One important difference, though, is a less-adept opponent.

But Democrats aren't over the moon with Quist.

"One thing I'd be fearful of is that Quist ran as a progressive and therefore Democrats need Sanders candidates", the Democratic operative said. "But the fact this was going to be a short election cycle", he said, "I thought that would be something I could manage, three months".

He also told MTN News last week that it would "kick off" the 70,000 Montanans covered by expanded Medicaid. He uses his own financial troubles, growing from a botched gall bladder operation and years of health issues, as the argument for expanded coverage.

Still, provisions on the House-passed bill would dramatically alter the landscape of health-care coverage in America.

Campus political groups are supporting their preferred congressional candidates across the country to try to maximize their impact on the political environment. "Repeal of the Affordable Care Act without thoughtfully replacing it would wipe out some of our smaller communities", Gov. Steve Bullock, a Democrat and a supporter of Mr.

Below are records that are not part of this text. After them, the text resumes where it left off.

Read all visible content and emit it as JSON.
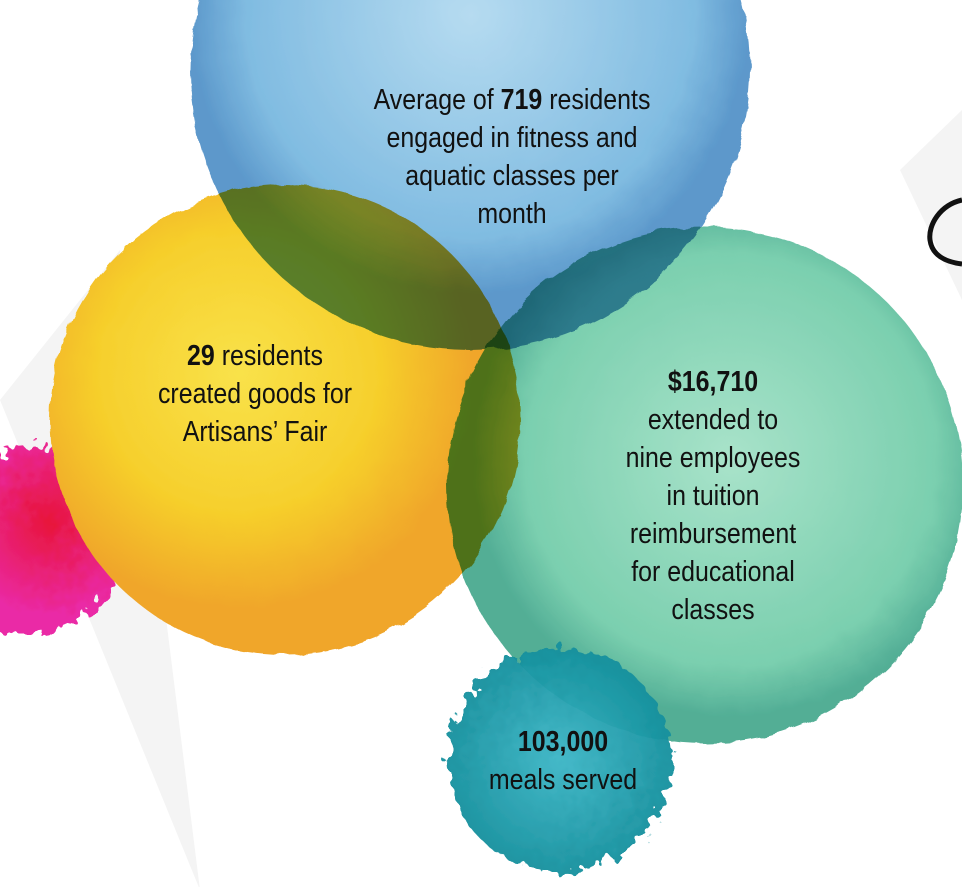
{
  "callouts": [
    {
      "before": "Average of",
      "number": "719",
      "after": "residents",
      "lines": [
        "engaged in fitness and",
        "aquatic classes per",
        "month"
      ]
    },
    {
      "number": "29",
      "after": "residents",
      "lines": [
        "created goods for",
        "Artisans’ Fair"
      ]
    },
    {
      "number": "$16,710",
      "lines": [
        "extended to",
        "nine employees",
        "in tuition",
        "reimbursement",
        "for educational",
        "classes"
      ]
    },
    {
      "number": "103,000",
      "lines": [
        "meals served"
      ]
    }
  ]
}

Quist, said in an interview.

Both parties acknowledge there's little to be learned about the midterms from this Montana race and are carefully managing expectations.Republicans point to an unusual special election environment that allowed millions of dollars to flow to Quist. On Thursday Mr. Quist's campaign said he had raised $5 million, including more than 200,000 contributions averaging just under $24. Voting has been underway since mid-April, and by Tuesday more than 238,000 ballots - which could be well over half - had already been cast.